Whilst married to Christine, Philip had adulterous affairs from as early as 1526 and even practised bigamy. He had another nine children with his other (morganatic) wife, Margarethe von der Saale, one of his sister’s ladies-in-waiting. In 1540, Christine gave her consent to her husband's bigamy with his lover in writing as long as any children had an inferior status, but it was politically disadvantageous and had a negative effect upon the Protestant Reformation. Margarethe von der Saale was never seen at court and her children were barred from any claim to the landgraviate and from inheriting their fathers lands.

During Philip's absence and captivity under Imperial arrest from 1547 to 1549, Christine was regent jointly with her oldest son.

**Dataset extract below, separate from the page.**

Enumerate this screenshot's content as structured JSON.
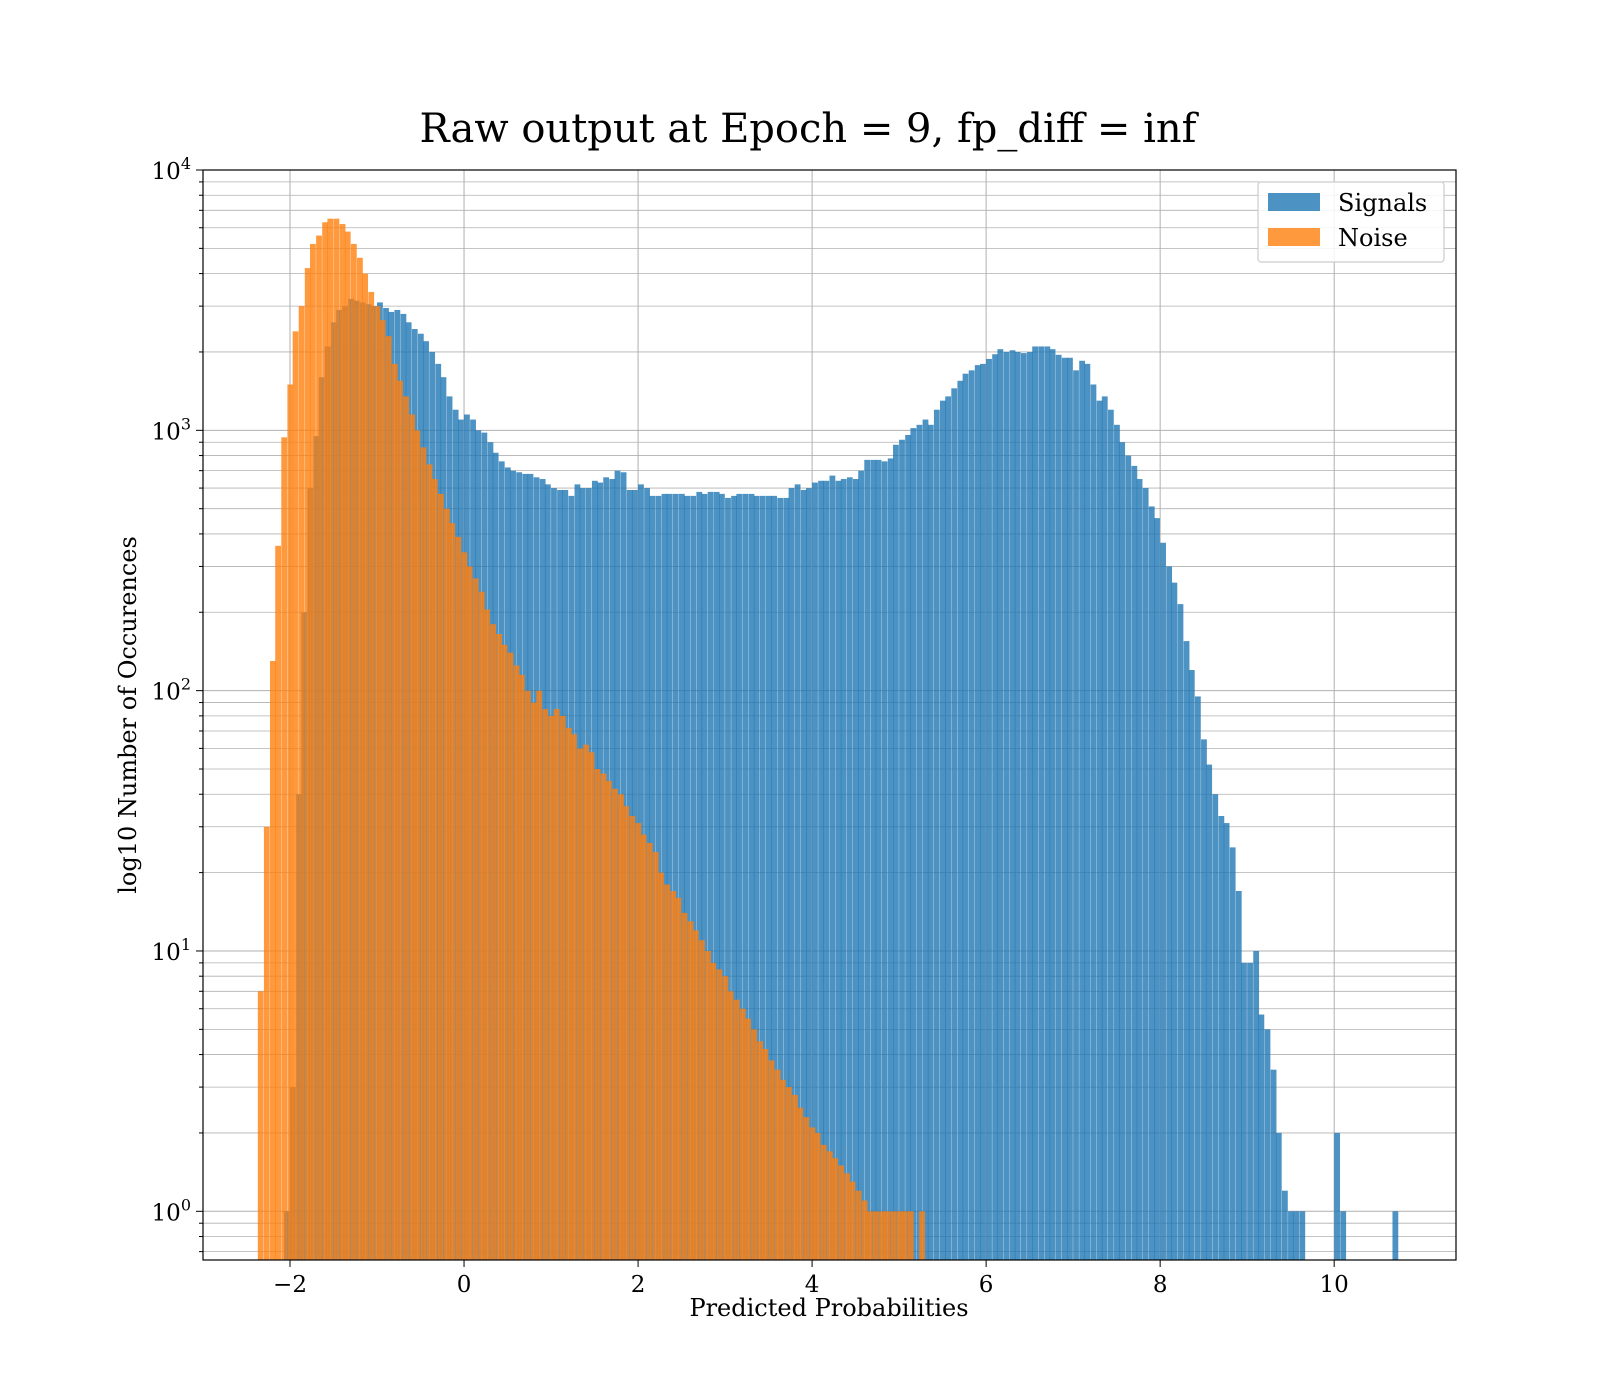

She died before Philip's release in 1552.

== Depictions ==
Lead glazed earthenware stove tiles of Phillip and Christine were excavated in Haapsalu, Estonia, and are held in the collection of the Läänemaa Museum.

==Children with Philip of Hesse==
1. Agnes of Hesse (31 May 1527 - 4 November 1555), married:
  1. in Marburg on 9 January 1541 to Maurice, Elector of Saxony;
  2. in Weimar on 26 May 1555 to John Frederick II, Duke of Saxe-Gotha.
2. Anna of Hesse (26 October 1529 - 10 July 1591), married on 24 February 1544 to Wolfgang, Count Palatine of Zweibrücken.
3. William IV of Hesse-Kassel (or Hesse-Cassel) (24 June 1532 - 25 August 1592).
4. Philipp Ludwig (29 June 1534 - 31 August 1535), died in infancy.
5. Barbara of Hesse (8 April 1536 - 8 June 1597), married:
  1. in Reichenweier on 10 September 1555 to Duke George I of Württemberg-Mömpelgard;
  2. in Kassel on 11 November 1568 to Count Daniel of Waldeck.
6. Louis IV of Hesse-Marburg (27 May 1537 - 9 October 1604).
7. Elisabeth of Hesse (13 February 1539 - 14 March 1582), married on 8 July 1560 to Louis VI, Elector Palatine.
8. Philip II of Hesse-Rheinfels (22 April 1541 - 20 November 1583).
9. Christine of Hesse (29 June 1543 - 13 May 1604), married in Gottorp on 17 December 1564 to Adolf, Duke of Holstein-Gottorp.
10. Georg I of Hesse-Darmstadt (10 September 1547 - 7 February 1596).